En cuanto a la operación del embalse, «a la luz de los estudios disponibles, el contrato vigente no satisface la prioridad del control de crecidas en la operación del embalse». Y la capacidad de escurrimiento del cauce del río desde Ameghino hasta el mar «es el principal cuello de botella para la operación del embalse», señaló el ingeniero.

Aportó Sáinz Trápaga un dato esclarecedor: «Cuando se construyó el dique, podían circular por el río unos 150 m3/segundo sin riesgo de desbordes, mientras que en la actualidad la capacidad se hallaría prácticamente reducida a la mitad de aquel valor».

Hasta 1994, cuando se privatizó el manejo del Dique, la «cota objetivo» estaba definida por Agua y Energía en 150 msnm, es decir 16 metros por debajo del nivel del vertedero y 20 metros por debajo del coronamiento de la presa». Pero Cuando llegó el momento de «vender el negocio de la generación hidroeléctrica», los técnicos del Estado Nacional encargados del trámite «descubrieron que se podía generar más energía subiendo los niveles operativos del embalse, y con ello lograr mejor precio en aquella venta», según el ingeniero Sáinz Trápaga.

Fue así que los primeros borradores del pliego proponían «una franja de operación normal del embalse en la que las erogaciones aguas abajo se optimizarán en función de la producción de energía eléctrica, comprendida entre un nivel mínimo normal de 154,50 msnm y un nivel máximo normal de 166,00 msnm, es decir, el nivel del vertedero. El nivel medio resultante estaría unos 10 metros por encima del definido por Agua y Energía como objetivo».

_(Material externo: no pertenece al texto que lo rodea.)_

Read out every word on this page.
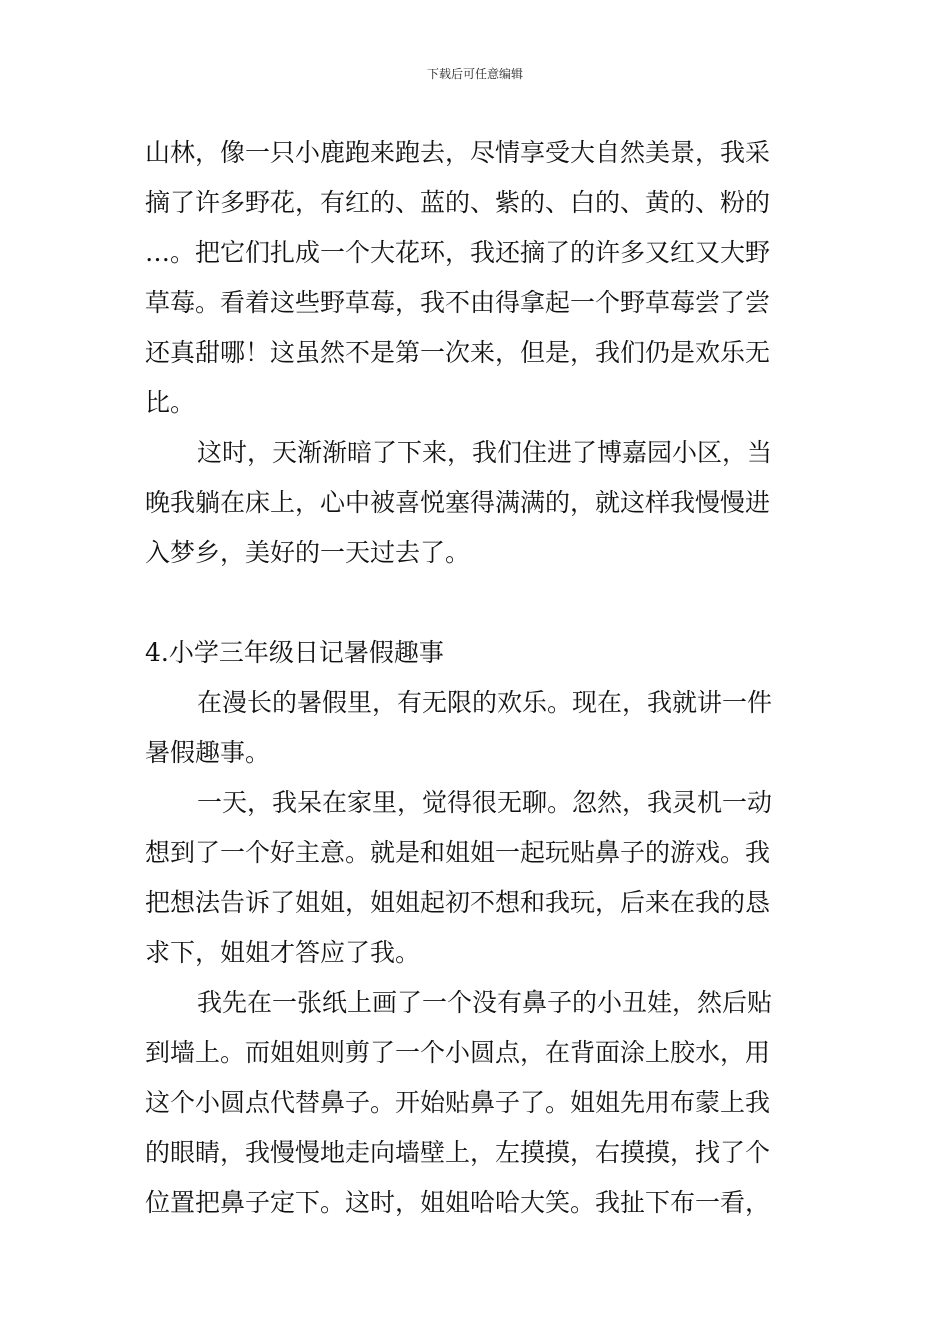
下载后可任意编辑
山林，像一只小鹿跑来跑去，尽情享受大自然美景，我采
摘了许多野花，有红的、蓝的、紫的、白的、黄的、粉的
…。把它们扎成一个大花环，我还摘了的许多又红又大野
草莓。看着这些野草莓，我不由得拿起一个野草莓尝了尝
还真甜哪！这虽然不是第一次来，但是，我们仍是欢乐无
比。
这时，天渐渐暗了下来，我们住进了博嘉园小区，当
晚我躺在床上，心中被喜悦塞得满满的，就这样我慢慢进
入梦乡，美好的一天过去了。
4.小学三年级日记暑假趣事
在漫长的暑假里，有无限的欢乐。现在，我就讲一件
暑假趣事。
一天，我呆在家里，觉得很无聊。忽然，我灵机一动
想到了一个好主意。就是和姐姐一起玩贴鼻子的游戏。我
把想法告诉了姐姐，姐姐起初不想和我玩，后来在我的恳
求下，姐姐才答应了我。
我先在一张纸上画了一个没有鼻子的小丑娃，然后贴
到墙上。而姐姐则剪了一个小圆点，在背面涂上胶水，用
这个小圆点代替鼻子。开始贴鼻子了。姐姐先用布蒙上我
的眼睛，我慢慢地走向墙壁上，左摸摸，右摸摸，找了个
位置把鼻子定下。这时，姐姐哈哈大笑。我扯下布一看，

Ahora bien, basado en los registros históricos y con esa cota objetivo, «si sobrevinieran aportes similares a los del año hidrológico 1945-1946 o 2006-2007, la posibilidad de desbordes e inundaciones en el Valle serían prácticamente la certeza, con grandes descargas por el vertedero de la presa durante meses». Y agregó el ingeniero que en 2006 «tuvimos suerte, mucha suerte».

Mientras que este año «los casi 12 metros de elevación del embalse resultantes de los grandes aportes del mes de abril, nos tienen en situación de riesgo frente a la magnitud del próximo deshielo de la alta cuenca. Y otra vez nos viene salvando la suerte: gracias a los escasos aportes del año pasado, el embalse se hallaba a principios de abril unos 4 metros por debajo del nivel autorizado por contrato ¡Menos mal!».